Once the word spread, I could sense that my own mom was getting
uncomfortable. It's bad enough that Holly's wedding outdid mine
on several levels (the ethereal-voiced vocalist belting out Puccini's
"O Mio Babbino Caro" while guests sipped from posh blue-bottled,
imported Welsh water was only the beginning of the trumping), and
wedding envy will plague us for the next few months, now we have
to deal with yet another pregnancy in the family that will not result
in her being the grandmother.
My
parents know me well enough to avoid actively badgering me about
having kids; nevertheless, I can sense their disappointment whenever
I call not to give them "the good news". And I'm still
not sure how to interpret my mom, who's never been one "to
scrapbook," all of a sudden compiling my report cards, locks
of hair, foot prints, drawings and letters into a binder for my
safe keeping.
Even
while asleep I'm assaulted by guilt. The other night in a dream,
my father demanded I have another wedding because I didn't do it
right the first time. In reality, I couldn't have done it more right:
getting married in a Catholic church, going on the "Engagement
Encounter" retreat where my husband and I spent the weekend
getting schooled on the rhythm method, and worst of all, allowing
myself to be berated by a priest for premarital cohabitation. In
my dream however, according to my father's estimation, the part
I got wrong was that I didn't conceive on the wedding night.
I suppose
I can simply address the elephant in the room and tell everyone
that I'm just not ready to be a mother and frankly, don't know if
I will be. But isn't this a private matter? Although it may take
a village to raise a child, shouldn't it only take a woman (and
her sperm donor of choice) to decide to have one?
Fortunately,
my husband is with me on this and won't bully me into bearing little
ones.
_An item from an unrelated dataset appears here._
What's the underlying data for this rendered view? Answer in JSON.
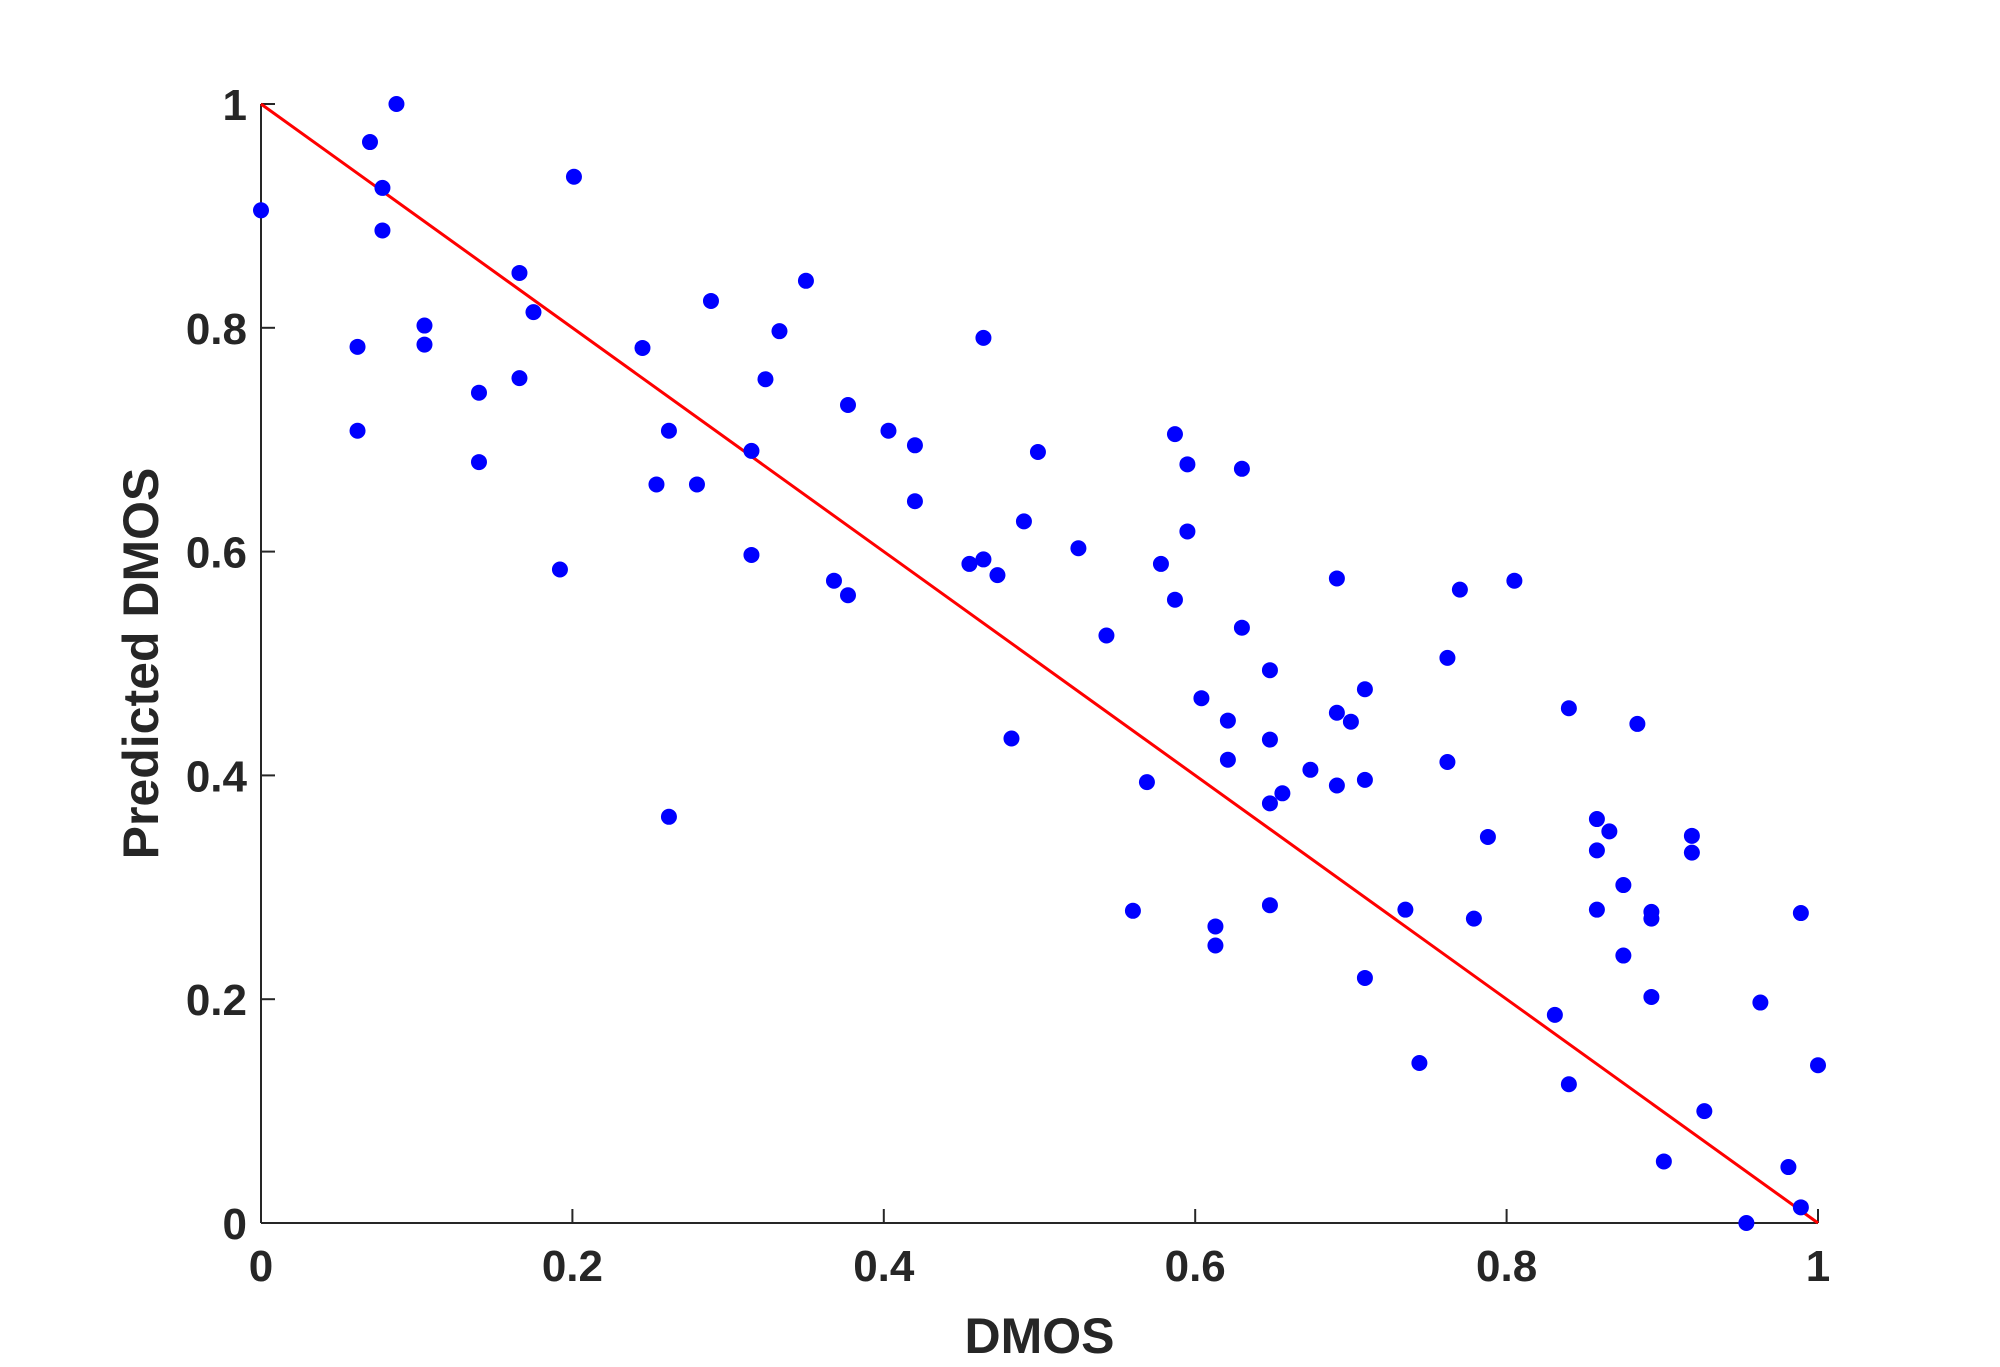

Despite the fact that his younger brother's girlfriend is
going to give birth soon, and his best friend recently announced
his prospective fatherhood, I doubt my partner-in-crime will fall
victim to the, "Well, you are getting older" spiel.
I have
to be honest though, occasionally I do have baby fever -- the fat
cheeks, sausage arms and gassy gesticulations can send me swooning.
But the key word here is fever and that's exactly what it
is, nothing a weekend of babysitting wouldn't cure.